Les deux chevaux de Gengis Khan, ou un projet qui ne dit pas vraiment son nom ?

Publié le par Thierry-Patrick GERBER

Après deux films splendides, L'histoire du chameau qui pleure et Le chien jaune de Mongolie, la réalisatrice mongole Byambasuren Davaa, ancienne présentatrice de télévision d'Oulan Bator (Mongolie Extérieure), nous offre Les deux chevaux de Gengis Khan. Des images superbes... Un film germano-mongol d'une durée d'une heure 27 minutes. Sortie en salle le 13 juillet 2011.

 

Après avoir vu Le chien jaune de Mongolie, nous nous sommes interrogés sur les raisons de présenter les Mongols sous un jour si sympathique. N'y avait-il pas une raison cachée ? Cela ne s'inscrivait-il pas dans un projet qui ne dit pas son nom ?

 

Le film Les deux chevaux de Gengis Khan est "un voyage" et "une quête" en liaison avec "une promesse". "Conduisant Urna sur le chemin de la Mongolie"... nous dit la bande annonce.

 

La grand mère d'Urna a vu son violon traditionnel à deux cordes (dont l'origine remontrait au XIIème siècle) détruit pendant la Révolution culturelle en Chine.
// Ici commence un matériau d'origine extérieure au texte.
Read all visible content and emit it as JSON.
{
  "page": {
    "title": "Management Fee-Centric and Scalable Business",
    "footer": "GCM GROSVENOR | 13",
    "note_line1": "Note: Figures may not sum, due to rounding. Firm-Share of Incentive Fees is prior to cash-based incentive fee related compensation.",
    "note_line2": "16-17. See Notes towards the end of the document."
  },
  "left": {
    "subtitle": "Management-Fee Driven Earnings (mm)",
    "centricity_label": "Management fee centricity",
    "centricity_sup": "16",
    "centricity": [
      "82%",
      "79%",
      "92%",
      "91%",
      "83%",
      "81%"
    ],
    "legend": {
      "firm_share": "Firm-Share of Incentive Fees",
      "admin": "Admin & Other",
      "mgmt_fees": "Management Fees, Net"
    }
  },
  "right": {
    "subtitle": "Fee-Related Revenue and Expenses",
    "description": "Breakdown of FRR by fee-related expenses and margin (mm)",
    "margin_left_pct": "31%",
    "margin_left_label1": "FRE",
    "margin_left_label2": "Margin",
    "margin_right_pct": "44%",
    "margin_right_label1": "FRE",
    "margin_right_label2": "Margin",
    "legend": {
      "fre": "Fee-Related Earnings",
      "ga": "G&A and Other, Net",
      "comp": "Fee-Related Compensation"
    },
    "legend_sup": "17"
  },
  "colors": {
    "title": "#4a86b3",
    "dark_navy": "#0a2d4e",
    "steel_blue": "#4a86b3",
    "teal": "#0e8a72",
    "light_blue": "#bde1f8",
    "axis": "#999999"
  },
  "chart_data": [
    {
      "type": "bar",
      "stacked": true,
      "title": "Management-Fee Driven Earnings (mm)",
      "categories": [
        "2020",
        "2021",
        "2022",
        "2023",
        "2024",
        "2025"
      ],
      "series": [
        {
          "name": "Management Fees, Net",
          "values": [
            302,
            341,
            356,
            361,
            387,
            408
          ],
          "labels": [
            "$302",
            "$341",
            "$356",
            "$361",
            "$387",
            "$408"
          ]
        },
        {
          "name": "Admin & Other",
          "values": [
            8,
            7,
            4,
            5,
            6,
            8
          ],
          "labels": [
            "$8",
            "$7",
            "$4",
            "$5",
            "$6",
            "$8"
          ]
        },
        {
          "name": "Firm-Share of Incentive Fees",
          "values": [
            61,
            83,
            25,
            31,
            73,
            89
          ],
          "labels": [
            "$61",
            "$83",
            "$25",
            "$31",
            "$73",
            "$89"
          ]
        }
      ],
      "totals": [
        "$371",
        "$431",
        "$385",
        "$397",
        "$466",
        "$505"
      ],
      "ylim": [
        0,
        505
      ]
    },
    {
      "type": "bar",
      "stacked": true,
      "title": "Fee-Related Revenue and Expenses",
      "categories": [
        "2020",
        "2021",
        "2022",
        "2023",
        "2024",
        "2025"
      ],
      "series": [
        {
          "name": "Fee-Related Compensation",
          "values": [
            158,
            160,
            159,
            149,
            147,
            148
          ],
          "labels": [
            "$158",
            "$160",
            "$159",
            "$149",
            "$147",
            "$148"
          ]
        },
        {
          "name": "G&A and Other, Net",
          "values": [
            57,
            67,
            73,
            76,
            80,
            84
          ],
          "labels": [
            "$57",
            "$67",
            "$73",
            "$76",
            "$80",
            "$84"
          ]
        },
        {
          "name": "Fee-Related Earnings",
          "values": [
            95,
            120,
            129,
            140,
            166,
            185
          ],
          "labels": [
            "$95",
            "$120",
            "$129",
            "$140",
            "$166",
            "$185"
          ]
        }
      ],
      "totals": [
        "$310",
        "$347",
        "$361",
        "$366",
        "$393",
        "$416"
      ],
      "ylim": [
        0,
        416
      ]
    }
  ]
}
Il ne subsiste qu'une tête de cheval. Urna, chanteuse mongole renommée, part à la recherche de ce qui manque : le corps du violon et son manche où figuraient les paroles d'une légende chantée sur les chevaux de Gengis Khan. Elle rencontre un luthier en ville et des Mongols dans les plaines lointaines. Ce film est une enquête : que reste-t-il vraiment de la Mongolie ?

 

Derrière ce récit, il y a la tête de cheval qui symbolise l'identité mongole. Le violon brisé en deux morceaux renvoie à la nation mongole éclatée entre Mongolie Extérieure et Mongolie Intérieure (Chine).

 

Certains commentateurs indiquent : "Pierre angulaire du récit : l'histoire du pays et son déchirement" entre une "Mongolie extérieure indépendante" et une Mongolie intérieure qui serait "colonisée par les Hans". Certains autres évoquent "le joug han" sur les traditions mongoles.

 

Il est probable que le projet sous-tendu par le film Les deux chevaux de Gengis Khan renvoie à une critique de la révolution culturelle en Chine, à une nostalgie de la grandeur passée (référence explicite à Gengis Khan qui a, rappelons-le unifié les tribus mongoles par la violence et qui ont commis d'innombrables crimes et atrocités en Chine pendant plusieurs décennies, ainsi qu'aux chevaux et à la cavalerie qui ont été l'instrument de la conquête en Chine), à une mélancolie par rapport à la vie pastorale et traditionnelle qui se délite (conséquences de plusieurs facteurs dans les deux Mongolie), à une critique cachée de l'oubli par beaucoup des légendes et récits de la gloire passée des Mongols, à une proposition de réunifier les Mongols, au sein d'un même Etat, la Mongolie... au détriment de la République populaire de Chine, Etat multinational.

 

N'oublions pas que nous devons aux Chinois le premier récit sur l'histoire des Mongols, écrit par ces derniers. N'oublions jamais les actions criminelles, cruautés et exactions commises par les Mongols dans de nombreuses régions du monde et en Chine.

 

Comme par hasard, ce film oublie tout simplement d'en parler... Il voudrait réenchanter l'histoire et la vie traditionnelle des Mongols (qui pratiquaient des razzias) et reconstruire un Etat unifié sur la base d'une mémoire grandement sélective. Derrière des aspects pouvant apparaître sympathiques (la beauté et force des gens, les chevaux au galop, les plaines et paysages magnifiques,...), il est probable que se cache un projet suspect...

 

Souhaitons que cette promesse de réunification ne se réalise jamais dans l'oubli de l'histoire et de ses conséquences désastreuses.